I just had a discussion via Twitter about the desired behavior of browsers during an endless javascript loop (e.g. while(true){alert(“test”);}). One of my friends suggested that browsers should correct this kind of code. Browsers should do this in order to prevent endless loops that crash you browser or your operating system.

Horror scenario

This really sounds horrible to me. Whenever I write code I would like to see it executed the way I wrote it, not the way I could have probably thought about it that it should work. If I write lousy code, let the browser crash, let my operating system crash and probably I will learn something of it. In the worst case even valid code could be corrected by the browser since it could match a pattern that is used to filter invalided code blocks. That would be a real developers nightmare: hyper correcting browsers that are adjusting valid code blocks combined with all current known specific browser quirks.

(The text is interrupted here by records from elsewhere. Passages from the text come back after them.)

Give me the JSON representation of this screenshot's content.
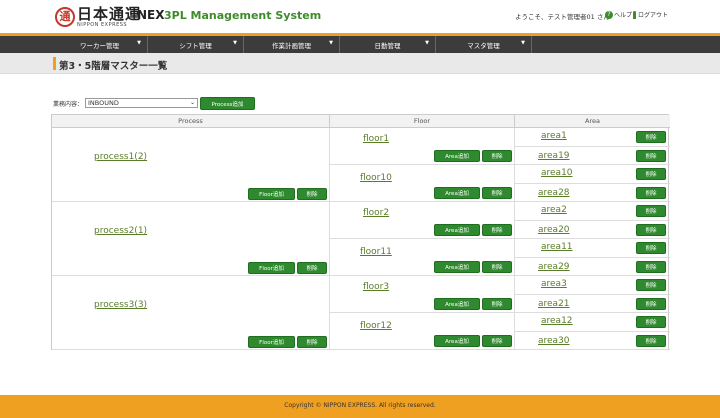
{
  "header": {
    "logo_mark": "通",
    "brand_jp": "日本通運",
    "brand_en": "NIPPON EXPRESS",
    "system_nex": "NEX",
    "system_title": "3PL Management System",
    "user_greeting": "ようこそ、テスト管理者01 さん",
    "help_label": "ヘルプ",
    "logout_label": "ログアウト"
  },
  "nav": [
    {
      "label": "ワーカー管理"
    },
    {
      "label": "シフト管理"
    },
    {
      "label": "作業計画管理"
    },
    {
      "label": "日勤管理"
    },
    {
      "label": "マスタ管理"
    }
  ],
  "page": {
    "title": "第3・5階層マスター一覧"
  },
  "controls": {
    "business_label": "業務内容：",
    "business_value": "INBOUND",
    "add_process_label": "Process追加"
  },
  "table": {
    "headers": {
      "process": "Process",
      "floor": "Floor",
      "area": "Area"
    },
    "processes": [
      {
        "name": "process1(2)",
        "floors": [
          {
            "name": "floor1",
            "areas": [
              "area1",
              "area19"
            ]
          },
          {
            "name": "floor10",
            "areas": [
              "area10",
              "area28"
            ]
          }
        ]
      },
      {
        "name": "process2(1)",
        "floors": [
          {
            "name": "floor2",
            "areas": [
              "area2",
              "area20"
            ]
          },
          {
            "name": "floor11",
            "areas": [
              "area11",
              "area29"
            ]
          }
        ]
      },
      {
        "name": "process3(3)",
        "floors": [
          {
            "name": "floor3",
            "areas": [
              "area3",
              "area21"
            ]
          },
          {
            "name": "floor12",
            "areas": [
              "area12",
              "area30"
            ]
          }
        ]
      }
    ],
    "add_floor_label": "Floor追加",
    "add_area_label": "Area追加",
    "delete_label": "削除"
  },
  "footer": {
    "copyright": "Copyright © NIPPON EXPRESS. All rights reserved."
  },
  "colors": {
    "accent_orange": "#f0a020",
    "nav_dark": "#3c3c3c",
    "button_green": "#2f8a2f",
    "link_green": "#5a7d2a"
  }
}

However this hyper correcting behavior could make the web even more insecure. Microsoft will probably implement some protection in Internet Explorer 8, at first sight this is pretty nice, however there are quite some (amateur) developers that ‘test’ their websites in only one browser. After testing it in e.g. Internet Explorer 8 it assumed save and published on the Internet. However when using a different browser XSS is still possible and the visitor can still be harmed by these kind of attacks.

The responsibility of a developer

With all these hyper corrections you will be in the end only safe on the Internet depending on what browser you use. This is incorrect you should always be safe on the Internet no matter what browser you use. The developer is responsible for the security /usability of his web page/ application, not the browser! The browser should only be supportive to visit and use this page / application.